“If you put in the work, you will ultimately be rewarded for it.” That is the belief that Stephen Rider of the Netflix series Marvels’ “Daredevil” has grown up with and today he is a living testimony of that belief. Stephen was raised in a household where belief in God was top priority and belief in self was second. His grandmother, Mary Rider, always told him ‘once you start believing in yourself, you can never let go of your faith.’ And he held onto those words.
In his own words, Stephen Rider is a regular guy from Delaware that grew up a dreamer and a doer. He knew he wanted to be greater than his circumstances and in order to do that, college was his way out. Stephen chose Morehouse as the place to propel him into the realm of success and greatness – he figured if he roamed the same campus as the late Martin Luther King Jr., then he too could discover his purpose and in part that’s what he did.
While his initial major was in the world of financing, Stephen knew this was not what he wanted to do for the rest of his life. Stephen took a leap of faith and joined a friend’s production in college which forced him to push himself as an actor. The production was for a thesis film about a young black man away at school in a school that didn’t necessarily see him. That role pushed and fueled Stephen’s drive as an actor.
When asked what Stephen Rider brings to the table, he responds with one simple answer: “Myself… I know it sounds a bit cliche and maybe even arrogant to some but I would have to say myself. I think as long as you are able to reconcile with who you think you are versus the person you actually are, and you have a clear understanding of both, then you’re able to put your best foot forward and portray that both on screen and in your personal life.”
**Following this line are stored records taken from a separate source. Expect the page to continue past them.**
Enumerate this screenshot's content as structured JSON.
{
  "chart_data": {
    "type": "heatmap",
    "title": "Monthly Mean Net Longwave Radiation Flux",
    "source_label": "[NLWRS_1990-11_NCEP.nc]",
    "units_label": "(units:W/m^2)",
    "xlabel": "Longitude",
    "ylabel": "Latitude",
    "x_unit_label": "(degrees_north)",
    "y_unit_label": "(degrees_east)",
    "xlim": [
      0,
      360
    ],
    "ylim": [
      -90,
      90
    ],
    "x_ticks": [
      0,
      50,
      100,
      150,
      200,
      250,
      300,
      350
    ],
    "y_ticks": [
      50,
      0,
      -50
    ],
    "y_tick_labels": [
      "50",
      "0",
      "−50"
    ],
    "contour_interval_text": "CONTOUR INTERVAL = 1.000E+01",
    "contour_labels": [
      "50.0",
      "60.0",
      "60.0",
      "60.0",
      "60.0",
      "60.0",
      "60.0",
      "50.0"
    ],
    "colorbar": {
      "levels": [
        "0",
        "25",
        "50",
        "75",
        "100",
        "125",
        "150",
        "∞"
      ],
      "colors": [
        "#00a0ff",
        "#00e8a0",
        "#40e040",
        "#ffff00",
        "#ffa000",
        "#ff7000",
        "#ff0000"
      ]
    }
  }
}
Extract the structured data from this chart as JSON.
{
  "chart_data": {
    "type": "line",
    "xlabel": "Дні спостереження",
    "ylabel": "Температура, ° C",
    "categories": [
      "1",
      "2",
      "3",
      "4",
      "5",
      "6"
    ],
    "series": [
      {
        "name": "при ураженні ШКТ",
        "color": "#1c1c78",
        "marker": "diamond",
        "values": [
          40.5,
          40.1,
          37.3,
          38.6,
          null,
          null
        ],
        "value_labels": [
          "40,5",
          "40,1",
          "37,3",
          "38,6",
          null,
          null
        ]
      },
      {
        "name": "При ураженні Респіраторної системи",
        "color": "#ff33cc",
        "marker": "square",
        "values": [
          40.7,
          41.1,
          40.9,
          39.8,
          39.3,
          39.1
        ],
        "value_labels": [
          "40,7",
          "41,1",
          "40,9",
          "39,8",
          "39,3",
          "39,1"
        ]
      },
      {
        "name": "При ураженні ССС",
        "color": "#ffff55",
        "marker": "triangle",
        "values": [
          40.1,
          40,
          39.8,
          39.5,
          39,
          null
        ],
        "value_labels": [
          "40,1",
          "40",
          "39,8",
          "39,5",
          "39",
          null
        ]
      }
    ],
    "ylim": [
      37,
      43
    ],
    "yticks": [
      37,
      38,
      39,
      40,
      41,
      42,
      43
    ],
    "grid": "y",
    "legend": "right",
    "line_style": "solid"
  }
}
Speaking of meditation, Stephen says he meditates. “I started doing Transcendental Meditation at the David Lynch foundation in L.A. A friend of mine named Alicia told me about it once before and I said, hey why not. One day I sat and asked myself, ‘Stephen, you’ve done so much – you’re taken classes to hone your craft, you keep an open mind about any and everything but what have you done to connect to your purpose? And I thought,its okay to work on your outer self but a lot of times we leave behind our core and whats inside. Transcendental Meditation, I must say it has helped me immensely and I’m not as reactive and I’m a lot happier. I try and do it twice a day for twenty minutes. It really helps me.”
Nowadays, Stephen stars as Blake Tower in the Netflix series “Marvel’s Daredevil”. “In my eyes, Blake Tower is the voice for the voiceless. He is the politician who’s for the people but at the same time we can’t forget that he is a politician and that in and of itself can be a little problematic. He works with Daredevil because he wants the crime in his city to stop and the only way there seems for it to get done is with the help of Daredevil.”
If Stephen Rider hadn’t chosen acting, he’d probably be a teacher of some sort. “Anything that involves me communicating and reaching out to people, that’s what I enjoy doing the most… The other day I was on the subway and I ran into these seventh graders who were coming from a trip to the museum and I started up a conversation with them. At first they were a bit stand-offish, a little hesitant but once I told them I was on TV and I came from an inner-city just like them they began to open up to me. I challenged them to dream big and always think outside of their current circumstances.”
Stephen Rider is more than just a dreamer, he’s a doer. He took his time, honed his craft and put in the work required to meet his dreams. He didn’t wait for the opportunities to come to him. He went after them and in the end, it’s totally worth it.